Saved for Albina Head Start

Nonprofit buys church property with community help

Beverly Corbell | 11/19/2019, 4:33 p.m.
The presence of Albina Head Start in Portland’s diverse Woodlawn neighborhood will continue thanks to the successful purchase of the ...
Albina Head Start has negotiated the successful purchase of the Woodlawn Methodist Church at Northeast 15th and Dekum thanks to supporters who provided free legal services and the church which offered to sell the property at a discount so that the nonprofit education and community building organization can continue to house its Tina Clegg Albina Early Head Start and Head Start Center at the site along with other services. Photo from Wikipedia Commons

The presence of Albina Head Start in Portland’s diverse Woodlawn neighborhood will continue thanks to the successful purchase of the Woodlawn Methodist Church at Northeast 15th and Dekum, providing a permanent home for the organization to serve low income residents from the African American community and other disadvantaged populations.

Thanks to footwork by the nonprofit’s pro bono law firm and support by church leaders to sell the property at a discount to maintain its community use, Albina Head Start becomes the new owner of the site and its long-running Tina Clegg Head Start and Early Head Start Center can remain operating and grounded to its roots.

Ronnie Herndon, director of Albina Head Start, said the building also houses administrative offices for Head Start community programs, coordinating and providing other services for many additional families. The work includes child growth and development services and education to strengthen and enhance the abilities of children and their families to successfully function in life.

Five Albina Head Start centers in Portland currently serve close to 400 children from birth to age five and their families.

The Albina Head Start in Woodlawn was notified of a pending sale early this year from the owner, the Oregon-Idaho Conference of the United Methodist Church. Until 2016, the building was also the home of the Woodlawn United Methodist Church, and also currently houses the Deliverance Center of Generation X.

In an earlier letter to the community, church spokesman Greg Nelson said the conference decided to not start another Methodist church in the location to take Woodlawn United’s place and to sell the property. Nelson wrote that the conference was “especially mindful of the decline of communities of color” and would give preference to nonprofit groups, but at the same time, the sale had to safeguard “the donations and assets of the church.”

Supporters of community use were worried the church property would be lost to commercial re-development. And finding a suitable replacement building was a daunting task considering the difficulty of locating affordable space in Portland’s competitive commercial real estate market that would not be too far away for those in need of services. Many low-income people have trouble finding transportation which creates significant barriers to vital services.

That worry was increased in mid-May when real estate agents started actively advertising the building on the open market, even though a May 1 letter from the church conference spokesman stated that it would prefer to sell to a nonprofit. Herndon said the move raised alarm bells since both Albina Head Start and the nonprofit Deliverance Center had made their own purchase inquiries and were waiting for answers.

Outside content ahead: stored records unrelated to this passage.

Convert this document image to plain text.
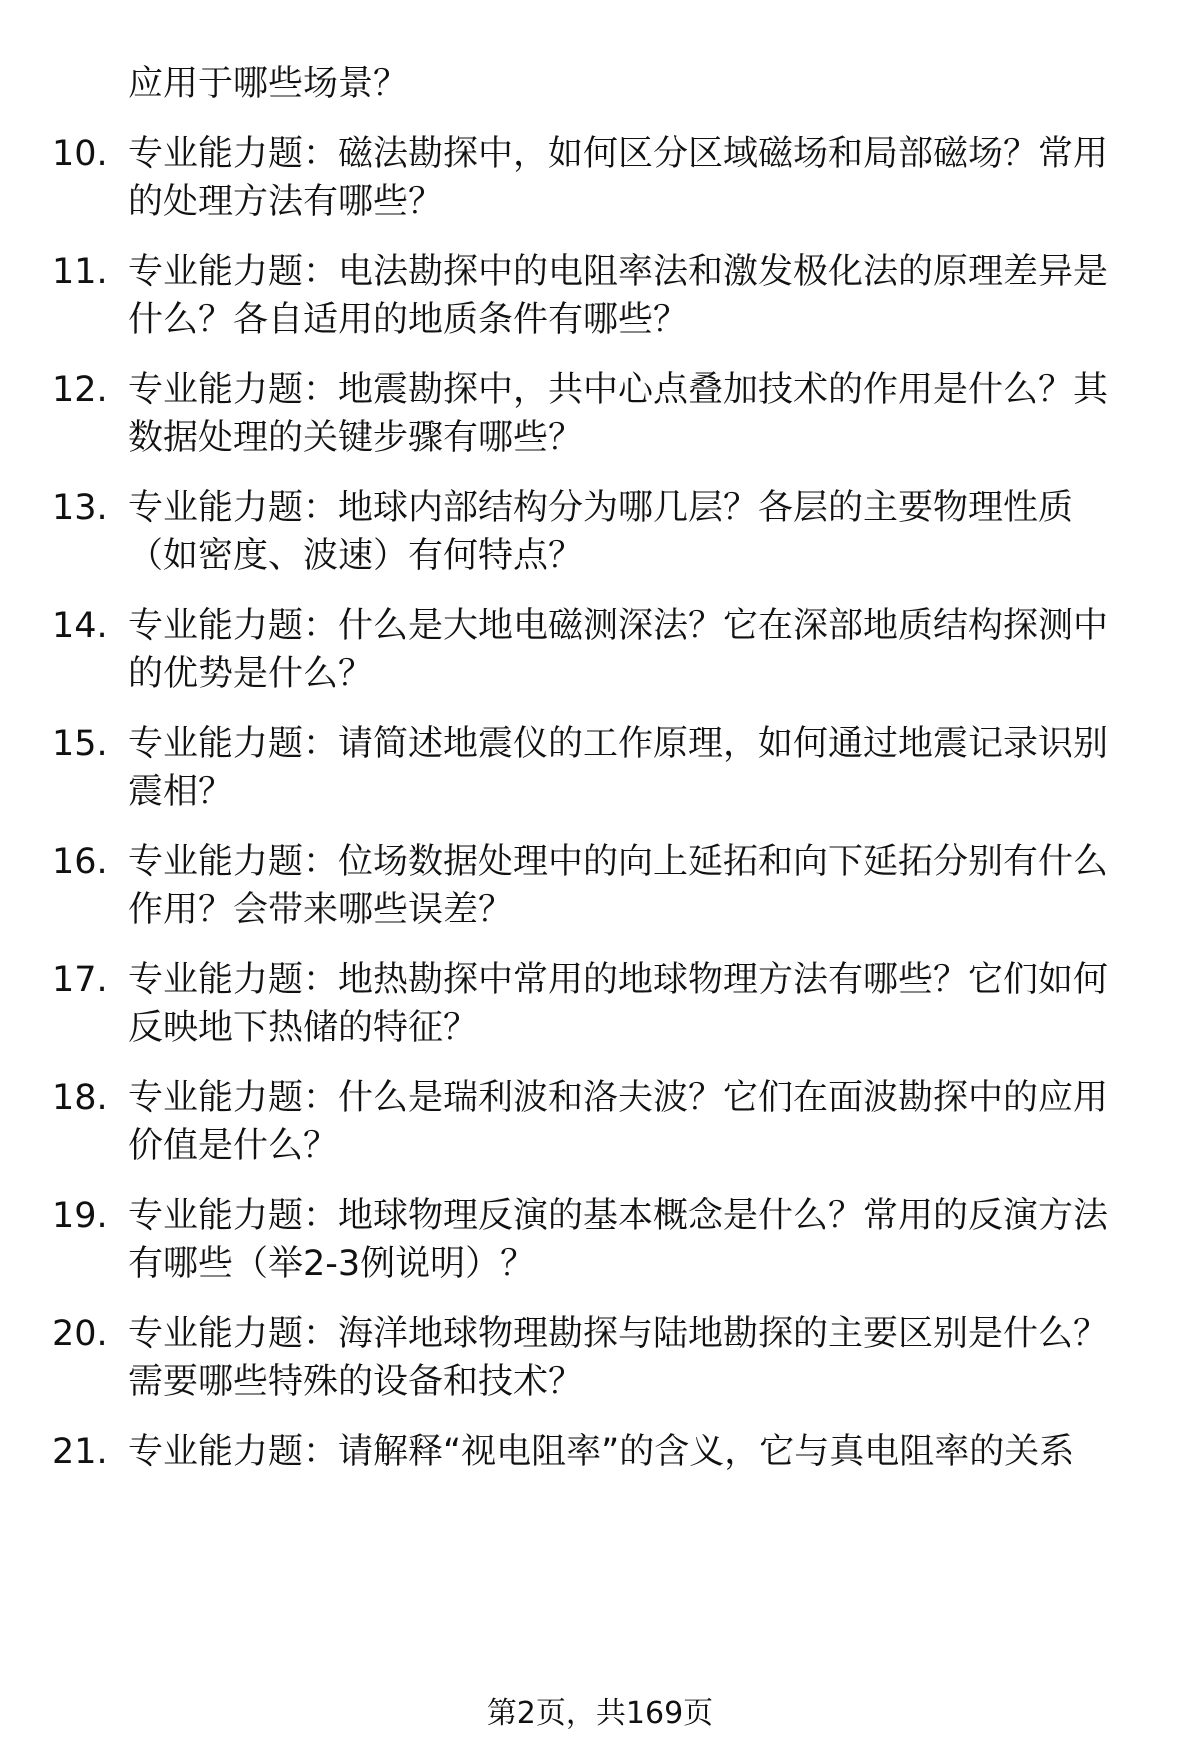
应用于哪些场景？
10. 专业能力题：磁法勘探中，如何区分区域磁场和局部磁场？常用的处理方法有哪些？
11. 专业能力题：电法勘探中的电阻率法和激发极化法的原理差异是什么？各自适用的地质条件有哪些？
12. 专业能力题：地震勘探中，共中心点叠加技术的作用是什么？其数据处理的关键步骤有哪些？
13. 专业能力题：地球内部结构分为哪几层？各层的主要物理性质（如密度、波速）有何特点？
14. 专业能力题：什么是大地电磁测深法？它在深部地质结构探测中的优势是什么？
15. 专业能力题：请简述地震仪的工作原理，如何通过地震记录识别震相？
16. 专业能力题：位场数据处理中的向上延拓和向下延拓分别有什么作用？会带来哪些误差？
17. 专业能力题：地热勘探中常用的地球物理方法有哪些？它们如何反映地下热储的特征？
18. 专业能力题：什么是瑞利波和洛夫波？它们在面波勘探中的应用价值是什么？
19. 专业能力题：地球物理反演的基本概念是什么？常用的反演方法有哪些（举2-3例说明）？
20. 专业能力题：海洋地球物理勘探与陆地勘探的主要区别是什么？需要哪些特殊的设备和技术？
21. 专业能力题：请解释“视电阻率”的含义，它与真电阻率的关系
第2页，共169页
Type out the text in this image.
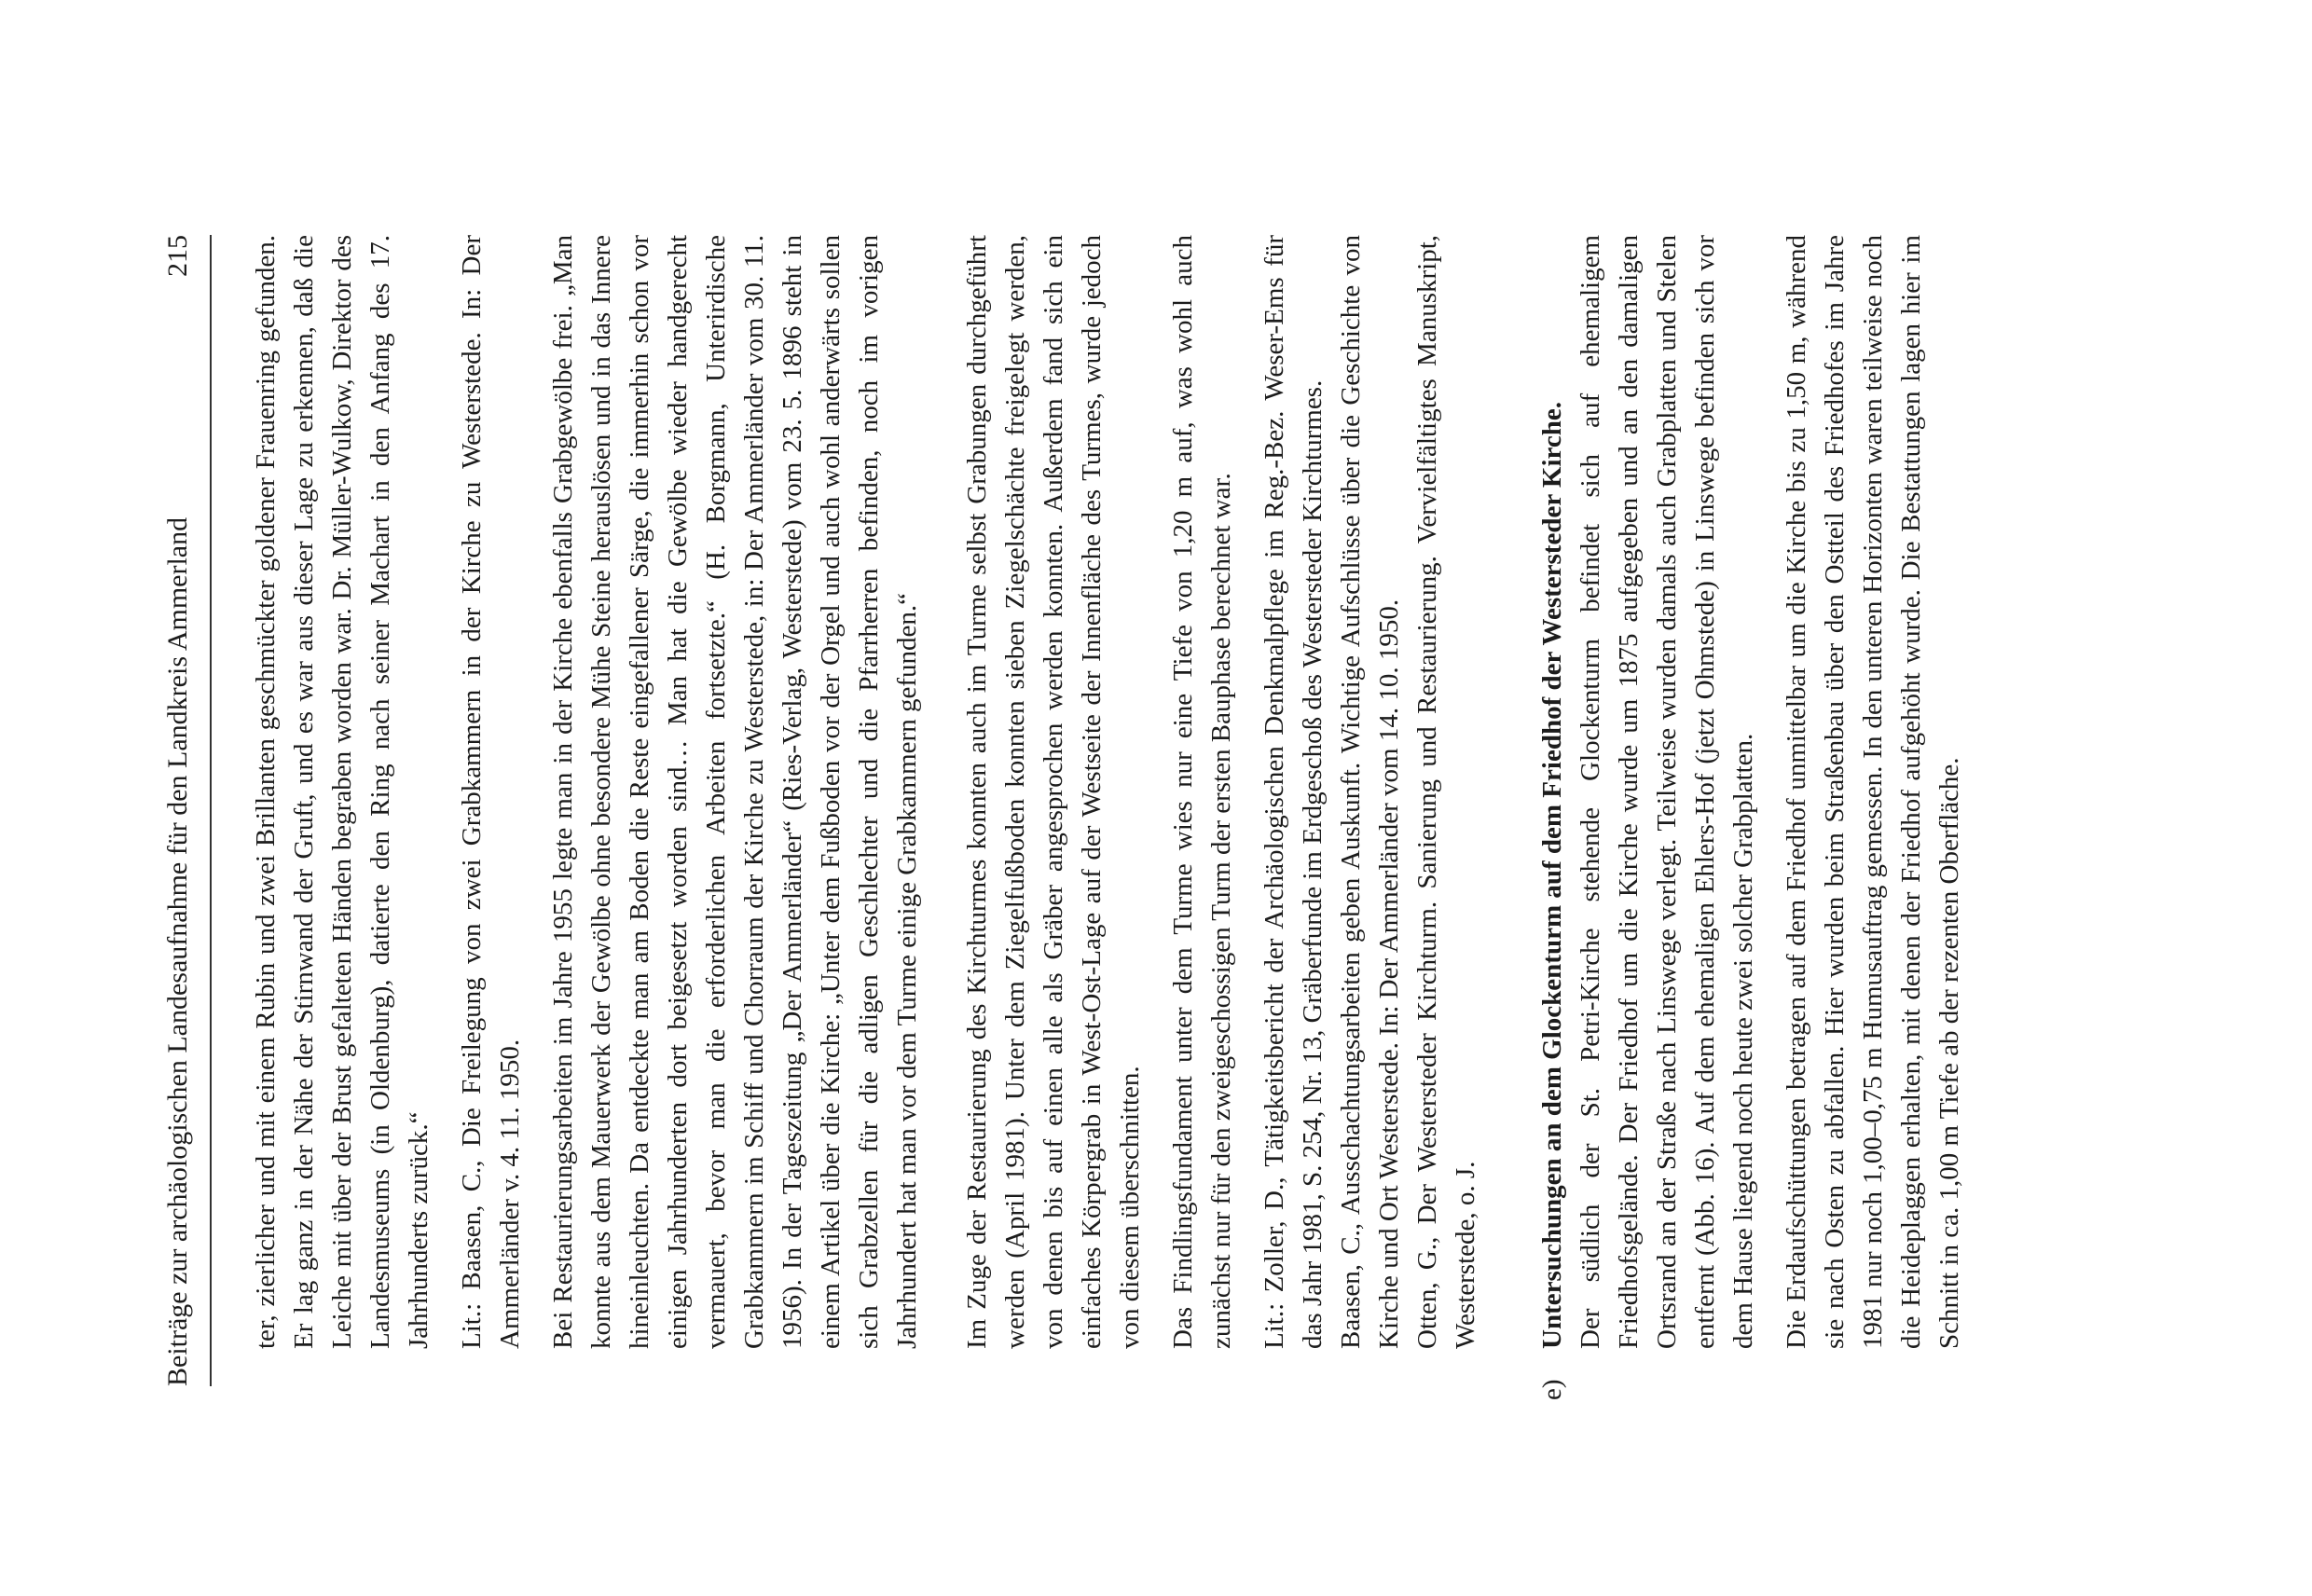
Beiträge zur archäologischen Landesaufnahme für den Landkreis Ammerland
215	ter, zierlicher und mit einem Rubin und zwei Brillanten geschmückter goldener Frauenring gefunden. Er lag ganz in der Nähe der Stirnwand der Gruft, und es war aus dieser Lage zu erkennen, daß die Leiche mit über der Brust gefalteten Händen begraben worden war. Dr. Müller-Wulkow, Direktor des Landesmuseums (in Oldenburg), datierte den Ring nach seiner Machart in den Anfang des 17. Jahrhunderts zurück.“ Lit.: Baasen, C., Die Freilegung von zwei Grabkammern in der Kirche zu Westerstede. In: Der Ammerländer v. 4. 11. 1950. Bei Restaurierungsarbeiten im Jahre 1955 legte man in der Kirche ebenfalls Grabgewölbe frei. „Man konnte aus dem Mauerwerk der Gewölbe ohne besondere Mühe Steine herauslösen und in das Innere hineinleuchten. Da entdeckte man am Boden die Reste eingefallener Särge, die immerhin schon vor einigen Jahrhunderten dort beigesetzt worden sind… Man hat die Gewölbe wieder handgerecht vermauert, bevor man die erforderlichen Arbeiten fortsetzte.“ (H. Borgmann, Unterirdische Grabkammern im Schiff und Chorraum der Kirche zu Westerstede, in: Der Ammerländer vom 30. 11. 1956). In der Tageszeitung „Der Ammerländer“ (Ries-Verlag, Westerstede) vom 23. 5. 1896 steht in einem Artikel über die Kirche: „Unter dem Fußboden vor der Orgel und auch wohl anderwärts sollen sich Grabzellen für die adligen Geschlechter und die Pfarrherren befinden, noch im vorigen Jahrhundert hat man vor dem Turme einige Grabkammern gefunden.“ Im Zuge der Restaurierung des Kirchturmes konnten auch im Turme selbst Grabungen durchgeführt werden (April 1981). Unter dem Ziegelfußboden konnten sieben Ziegelschächte freigelegt werden, von denen bis auf einen alle als Gräber angesprochen werden konnten. Außerdem fand sich ein einfaches Körpergrab in West-Ost-Lage auf der Westseite der Innenfläche des Turmes, wurde jedoch von diesem überschnitten. Das Findlingsfundament unter dem Turme wies nur eine Tiefe von 1,20 m auf, was wohl auch zunächst nur für den zweigeschossigen Turm der ersten Bauphase berechnet war. Lit.: Zoller, D., Tätigkeitsbericht der Archäologischen Denkmalpflege im Reg.-Bez. Weser-Ems für das Jahr 1981, S. 254, Nr. 13, Gräberfunde im Erdgeschoß des Westersteder Kirchturmes. Baasen, C., Ausschachtungsarbeiten geben Auskunft. Wichtige Aufschlüsse über die Geschichte von Kirche und Ort Westerstede. In: Der Ammerländer vom 14. 10. 1950. Otten, G., Der Westersteder Kirchturm. Sanierung und Restaurierung. Vervielfältigtes Manuskript, Westerstede, o. J.

e)

Untersuchungen an dem Glockenturm auf dem Friedhof der Westersteder Kirche. Der südlich der St. Petri-Kirche stehende Glockenturm befindet sich auf ehemaligem Friedhofsgelände. Der Friedhof um die Kirche wurde um 1875 aufgegeben und an den damaligen Ortsrand an der Straße nach Linswege verlegt. Teilweise wurden damals auch Grabplatten und Stelen entfernt (Abb. 16). Auf dem ehemaligen Ehlers-Hof (jetzt Ohmstede) in Linswege befinden sich vor dem Hause liegend noch heute zwei solcher Grabplatten. Die Erdaufschüttungen betragen auf dem Friedhof unmittelbar um die Kirche bis zu 1,50 m, während sie nach Osten zu abfallen. Hier wurden beim Straßenbau über den Ostteil des Friedhofes im Jahre 1981 nur noch 1,00–0,75 m Humusauftrag gemessen. In den unteren Horizonten waren teilweise noch die Heideplaggen erhalten, mit denen der Friedhof aufgehöht wurde. Die Bestattungen lagen hier im Schnitt in ca. 1,00 m Tiefe ab der rezenten Oberfläche.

But thanks to the help of Owen Blank of Tonkon Torp, the Albina Head Start’s long-time pro bono law firm, Albina was able to secure some off-cycle grants from local community foundations in a short time frame. And the firm quickly helped Albina Head Start sign a Letter of Intent that included a “no-shop” clause, which ended the active marketing of the property.

Finally, a below-market purchase price was agreed upon this summer and the sale recently closed, according to a news release from Tonkon.

Although fundraising is not a typical role for the Tonkon attorney, Blank initiated successful conversations within his own network of contacts which, along with Albina’s efforts, helped pave the way for Albina to raise more than the minimum required down payment from several Oregon-based foundations, Tonkon officials said.

Herndon said the work of Blank and his firm was indispensible but also reliant on community support, for which he is grateful.

“I think this is a major victory for the community,” he said. “With everything that’s happening with gentrification, this means that building will be able to continue to serve literally hundreds of low income children. Were it not for community support, we could not have accomplished this.”